«Pourquoi est-ce toujours les femmes? Pourquoi sommes-nous les seules à avoir des couilles ici?»

À en croire Confidence Men, le plus récent livre de Ron Suskind sur l'administration Obama, ces questions ont été posées en août 2010 par Christina Romer, alors présidente du Conseil des conseillers économiques de la Maison-Blanche, à Elizabeth Warren, professeure de Harvard, spécialiste du droit de la faillite et bête noire des banques.

La logique voulait que Warren soit chargée de la mise en place du Bureau de protection financière des consommateurs, une agence créée par la réforme de Wall Street promulguée par le président en juillet 2010. Après tout, l'idée même d'une telle structure était la sienne. Or, le principal conseiller économique du président, Lawrence Summers, et le secrétaire au Trésor, Timothy Geithner, entre autres piliers masculins de l'administration Obama, s'opposaient à la nomination de l'universitaire. D'où la remarque de Romer, qui appuyait la candidature de Warren.

Barack Obama a fini par trancher en faveur de son «amie» de Harvard, qui a réalisé en huit mois la mise en place du Bureau. Mais le président n'a pas osé lui confier la direction de la nouvelle agence, les républicains ayant notamment promis de bloquer une nomination de Warren. Et c'est ainsi que la professeure est retournée à Cambridge, au Massachusetts, où elle a décidé à la mi-septembre de briguer l'ancien siège d'Edward Kennedy au Sénat des États-Unis, qui sera remis en jeu en 2012 après avoir été enlevé en 2010 par le républicain Scott Brown.

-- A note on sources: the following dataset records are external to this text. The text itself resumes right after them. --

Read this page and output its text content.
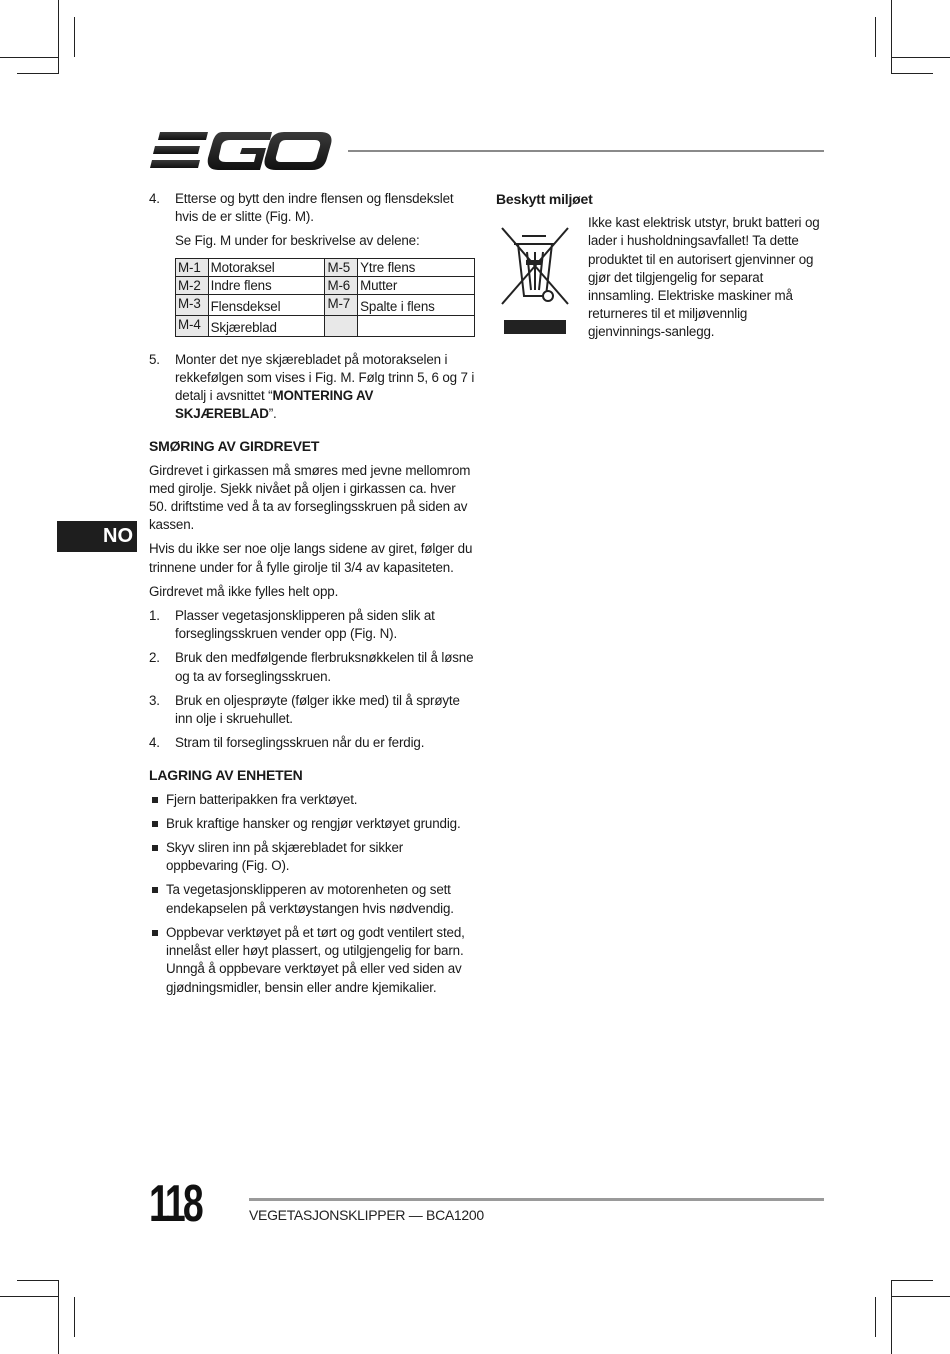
4. Etterse og bytt den indre flensen og flensdekslet hvis de er slitte (Fig. M).

Se Fig. M under for beskrivelse av delene:

M-1	Motoraksel	M-5	Ytre flens
M-2	Indre flens	M-6	Mutter
M-3	Flensdeksel	M-7	Spalte i flens
M-4	Skjæreblad		
5. Monter det nye skjærebladet på motorakselen i rekkefølgen som vises i Fig. M. Følg trinn 5, 6 og 7 i detalj i avsnittet “MONTERING AV SKJÆREBLAD”.
SMØRING AV GIRDREVET

Girdrevet i girkassen må smøres med jevne mellomrom med girolje. Sjekk nivået på oljen i girkassen ca. hver 50. driftstime ved å ta av forseglingsskruen på siden av kassen.

Hvis du ikke ser noe olje langs sidene av giret, følger du trinnene under for å fylle girolje til 3/4 av kapasiteten.

Girdrevet må ikke fylles helt opp.

1. Plasser vegetasjonsklipperen på siden slik at forseglingsskruen vender opp (Fig. N).
2. Bruk den medfølgende flerbruksnøkkelen til å løsne og ta av forseglingsskruen.
3. Bruk en oljesprøyte (følger ikke med) til å sprøyte inn olje i skruehullet.
4. Stram til forseglingsskruen når du er ferdig.
LAGRING AV ENHETEN
Fjern batteripakken fra verktøyet.
Bruk kraftige hansker og rengjør verktøyet grundig.
Skyv sliren inn på skjærebladet for sikker oppbevaring (Fig. O).
Ta vegetasjonsklipperen av motorenheten og sett endekapselen på verktøystangen hvis nødvendig.
Oppbevar verktøyet på et tørt og godt ventilert sted, innelåst eller høyt plassert, og utilgjengelig for barn. Unngå å oppbevare verktøyet på eller ved siden av gjødningsmidler, bensin eller andre kjemikalier.
Beskytt miljøet

Ikke kast elektrisk utstyr, brukt batteri og lader i husholdningsavfallet! Ta dette produktet til en autorisert gjenvinner og gjør det tilgjengelig for separat innsamling. Elektriske maskiner må returneres til et miljøvennlig gjenvinnings-sanlegg.

NO
118	VEGETASJONSKLIPPER — BCA1200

Depuis lors, le coeur de la gauche américaine bat plus fort que jamais pour cette femme de 62 ans qui promet de continuer à se battre pour aider les familles d'une classe moyenne aux abois.

«Washington est manipulé par les grandes entreprises qui embauchent des armées de lobbyistes. Une grande société comme GE ne paie rien en impôts et nous demandons aux étudiants universitaires de s'endetter encore davantage pour obtenir une éducation; nous disons aux aînés qu'ils doivent vivre avec moins. Ce n'est pas correct, et c'est la raison pour laquelle je brigue un siège au Sénat des États-Unis», a déclaré Warren dans une vidéo diffusée le jour du lancement de sa campagne.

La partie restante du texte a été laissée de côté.